Abaixo publicamos o artigo “Ditadura nunca mais: a perversa relação empresarial-militar durante a ditadura no Brasil”[1], surgido em 29 de março no site da CSP-Conlutas.
O artigo parte do estabelecimento de um paralelo entre o golpe de 64 e o “Capitólio à brasileira” de 8 de janeiro de 2023. O contexto histórico é totalmente distinto, pois o golpe de 64 teve apoio do imperialismo, da maior parte da burguesia local e da classe média, o que permitiu que fosse levada a cabo uma sanguinária ditadura de extrema direita que durou 21 anos. Porém, o golpismo moderno tem poder econômico, político e militar e influência de forma efetiva a realidade nacional com políticas reacionárias de governo e parlamentares; é uma espada de Dâmocles sobre o movimento dos trabalhadores e pode em outros contextos ter condições para impor medidas de fechamento do regime.
Segundo a Comissão da Verdade, a ditadura foi responsável pelos assassinatos e desaparecimentos de cerca de 400 pessoas ligadas ou não à resistência contra o regime – inclusive crianças -, de mais de 8 mil indígenas, detenções ilegais, torturas, execuções e ocultação de cadáveres por agentes do Estado. A Comissão aponta que mais de 80 empresas foram agentes diretas da ditadura militar, participando da manutenção do regime através de espionagem, delação de funcionários e listas sujas que levaram a perseguições, demissões, torturas e mortes de trabalhadores.
Mas novos estudos, como o “Responsabilidade de empresas por violações de direitos durante a Ditadura”, que será divulgado em abril, estão dando continuidade à apuração dessas empresas nos crimes da ditadura, o que será material útil para campanhas de responsabilização da patronal nesse processo. Entre as empresas já apontadas pela Comissão da Verdade e citadas pelo artigo, temos: Volkswagen, Ford, General Motors, Toyota, Scania, Mercedes Benz, Fiat, Brastemp, Kodak, Caterpillar, Johnson & Johnson, Petrobras, Embraer, Mannesmann, Folha de São Paulo, Companhia Docas, Josapar, Itaipu, CSN, Cobrasma, Aracruz, Paranapanema e Belgo Mineira.
Como apontado acima, estamos em uma nova conjuntura em que os golpes de estado não acontecem predominantemente com tanques nas ruas, mas como um processo gradual de fechamento do regime através das suas próprias instituições. Desta forma, o “Capitólio à brasileira” foi mais uma ação no sentido de manter mobilizado um movimento de extrema direita que conta com o apoio de empresários, parlamentares, governantes e uma rede internacional. Além disso, esse movimento tem um apoio, por ora reduzido, mas pode se ampliar, de um setor de massas para a suas ações.Este 31 de março nos coloca de forma renovada uma dupla tarefa que se combina inevitavelmente.

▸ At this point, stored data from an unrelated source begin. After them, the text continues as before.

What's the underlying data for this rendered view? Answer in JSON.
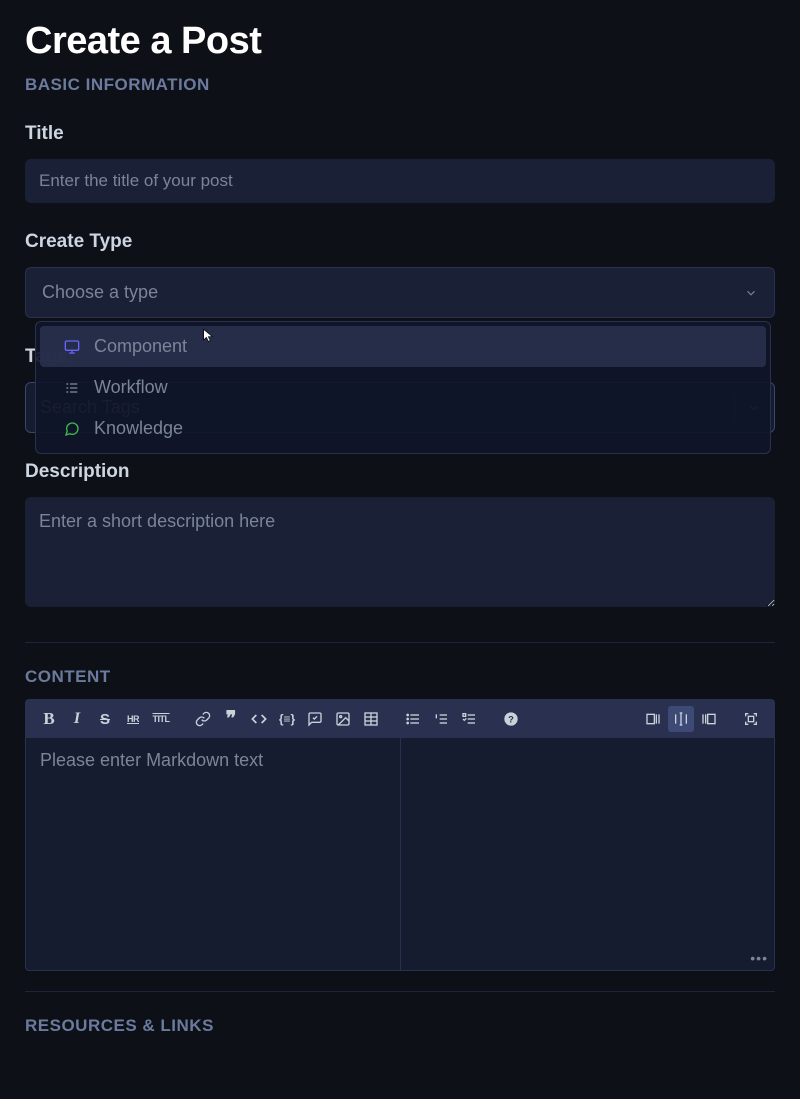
{
  "page": {
    "title": "Create a Post"
  },
  "sections": {
    "basic": "BASIC INFORMATION",
    "content": "CONTENT",
    "resources": "RESOURCES & LINKS"
  },
  "fields": {
    "title": {
      "label": "Title",
      "placeholder": "Enter the title of your post",
      "value": ""
    },
    "createType": {
      "label": "Create Type",
      "placeholder": "Choose a type",
      "value": ""
    },
    "tags": {
      "label": "Tags",
      "placeholder": "Search Tags",
      "value": ""
    },
    "description": {
      "label": "Description",
      "placeholder": "Enter a short description here",
      "value": ""
    }
  },
  "typeOptions": [
    {
      "id": "component",
      "label": "Component",
      "icon": "monitor",
      "iconColor": "#6b63ff"
    },
    {
      "id": "workflow",
      "label": "Workflow",
      "icon": "list",
      "iconColor": "#7a8599"
    },
    {
      "id": "knowledge",
      "label": "Knowledge",
      "icon": "chat",
      "iconColor": "#3fb950"
    }
  ],
  "editor": {
    "placeholder": "Please enter Markdown text",
    "toolbar": {
      "format": [
        "bold",
        "italic",
        "strike",
        "hr",
        "title"
      ],
      "insert": [
        "link",
        "quote",
        "code",
        "codeblock",
        "comment",
        "image",
        "table"
      ],
      "lists": [
        "ul",
        "ol",
        "task"
      ],
      "help": [
        "help"
      ],
      "view": [
        "write",
        "split",
        "preview",
        "fullscreen"
      ],
      "activeView": "split"
    }
  }
}
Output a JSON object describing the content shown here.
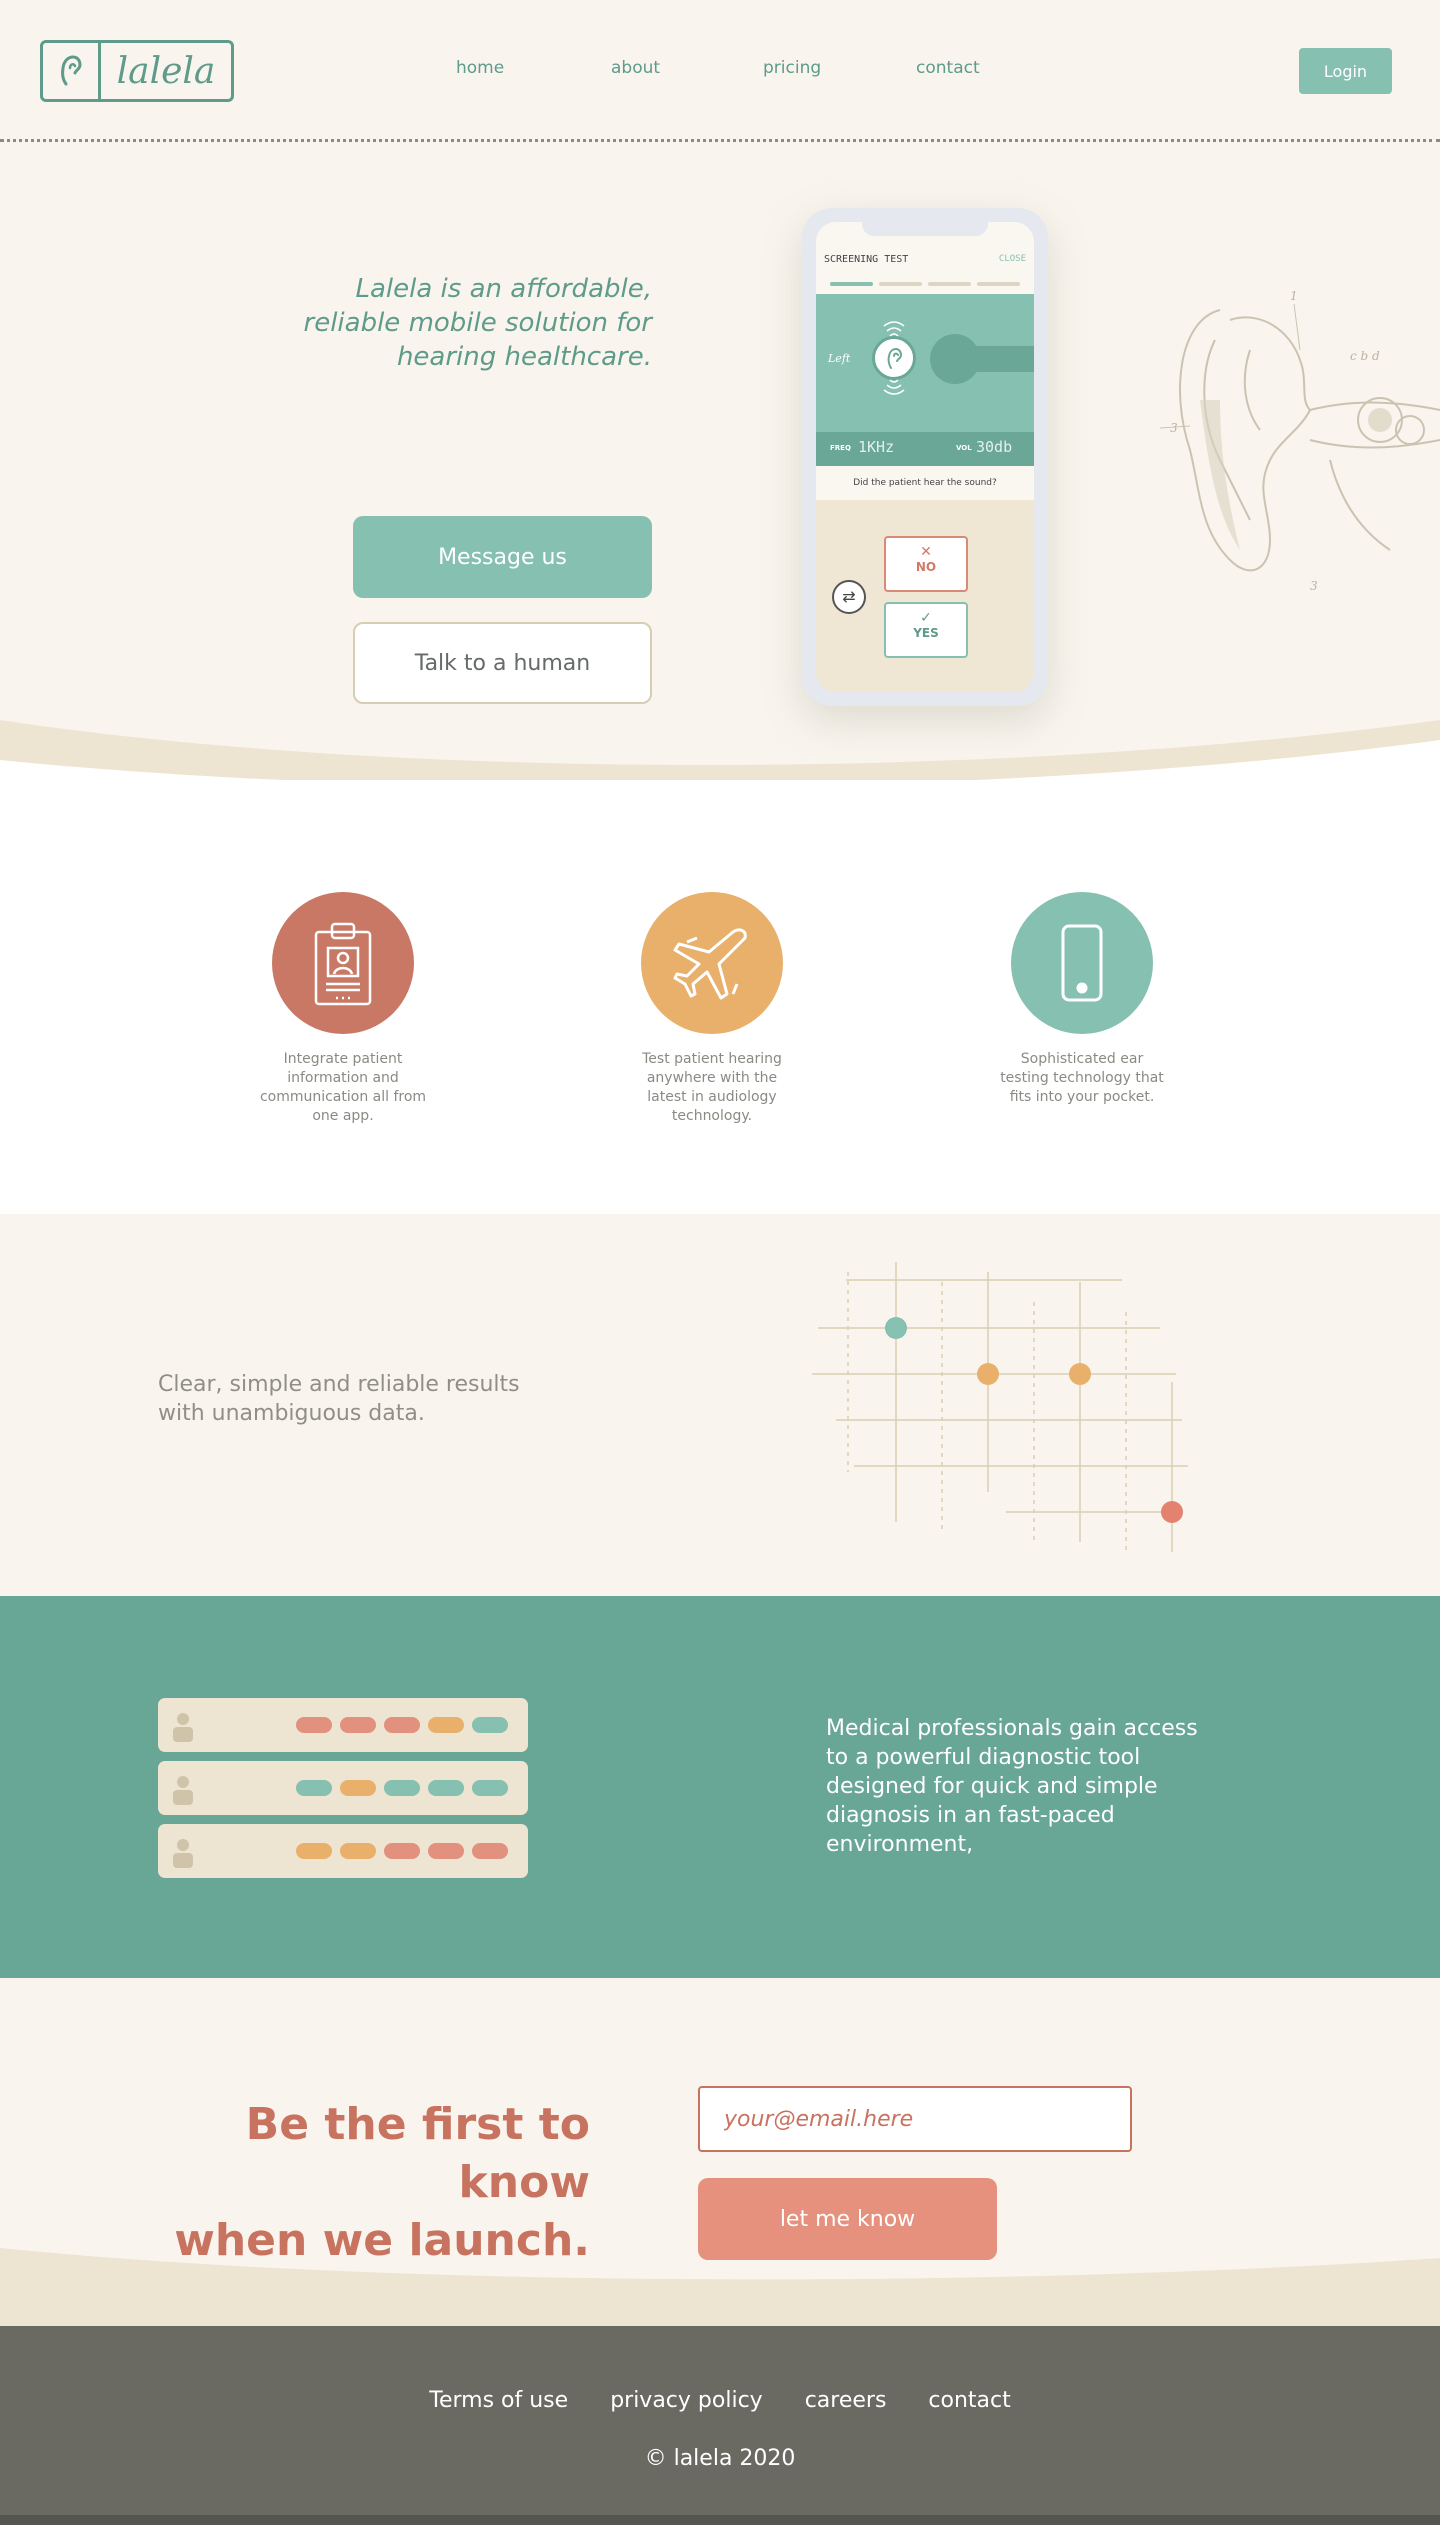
{
  "header": {
    "logo_text": "lalela",
    "nav": [
      "home",
      "about",
      "pricing",
      "contact"
    ],
    "login_label": "Login"
  },
  "hero": {
    "tagline": "Lalela is an affordable, reliable mobile solution for hearing healthcare.",
    "primary_button": "Message us",
    "secondary_button": "Talk to a human",
    "phone": {
      "title": "SCREENING TEST",
      "close": "CLOSE",
      "progress": {
        "current_step": 1,
        "total_steps": 4
      },
      "ear_side": "Left",
      "freq_label": "FREQ",
      "freq_value": "1KHz",
      "vol_label": "VOL",
      "vol_value": "30db",
      "question": "Did the patient hear the sound?",
      "no_label": "NO",
      "yes_label": "YES"
    }
  },
  "features": [
    {
      "icon": "clipboard-id-icon",
      "text": "Integrate patient information and communication all from one app."
    },
    {
      "icon": "airplane-icon",
      "text": "Test patient hearing anywhere with the latest in audiology technology."
    },
    {
      "icon": "smartphone-icon",
      "text": "Sophisticated ear testing technology that fits into your pocket."
    }
  ],
  "results": {
    "text": "Clear, simple and reliable results with unambiguous data."
  },
  "professionals": {
    "text": "Medical professionals gain access to a powerful diagnostic tool designed for quick and simple diagnosis in an fast-paced environment,",
    "rows": [
      [
        "red",
        "red",
        "red",
        "orange",
        "green"
      ],
      [
        "green",
        "orange",
        "green",
        "green",
        "green"
      ],
      [
        "orange",
        "orange",
        "red",
        "red",
        "red"
      ]
    ]
  },
  "signup": {
    "heading_line1": "Be the first to know",
    "heading_line2": "when we launch.",
    "email_placeholder": "your@email.here",
    "button_label": "let me know"
  },
  "footer": {
    "links": [
      "Terms of use",
      "privacy policy",
      "careers",
      "contact"
    ],
    "copyright": "© lalela 2020"
  },
  "colors": {
    "brand_green": "#5e9b8a",
    "mint": "#86c0b0",
    "teal_band": "#68a695",
    "coral": "#c8735f",
    "salmon": "#e5917e",
    "orange": "#e9b06c",
    "cream": "#f9f5ee",
    "footer_gray": "#6a6a62"
  }
}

Os agentes da ditadura de 64 não foram responsabilizados porque a ditadura militar brasileira começou um lento processo de abertura e as forças políticas democráticas – inclusive a maior parte da esquerda – não apostaram em um processo insurrecional que permitisse a queda efetiva do regime. Como resultado, tivemos a Lei da Anistia – feita pelo próprio regime em 1979 e sacramentada pelo STF em 2010 – que deixa impune todos os responsáveis por sequestros, torturas, mortes e ocultação de cadáveres. Existem esforços jurídicos para burlar essa lei, apelando para o Código Penal e para a Corte Interamericana de Direitos Humanos, mas esses caminhos não têm se demonstrado eficazes. Assim, enquanto perdurar essa correlação de forças políticas desfavorável e a, consequente, Lei da Anistia, os esforços de punição feitos pela Comissão da Verdade e por outras investigações e processos têm seu poder limitado – o que demanda como saída uma profunda reforma legal que requer a mobilização pela base por uma Assembleia Constituinte Soberana e Democrática.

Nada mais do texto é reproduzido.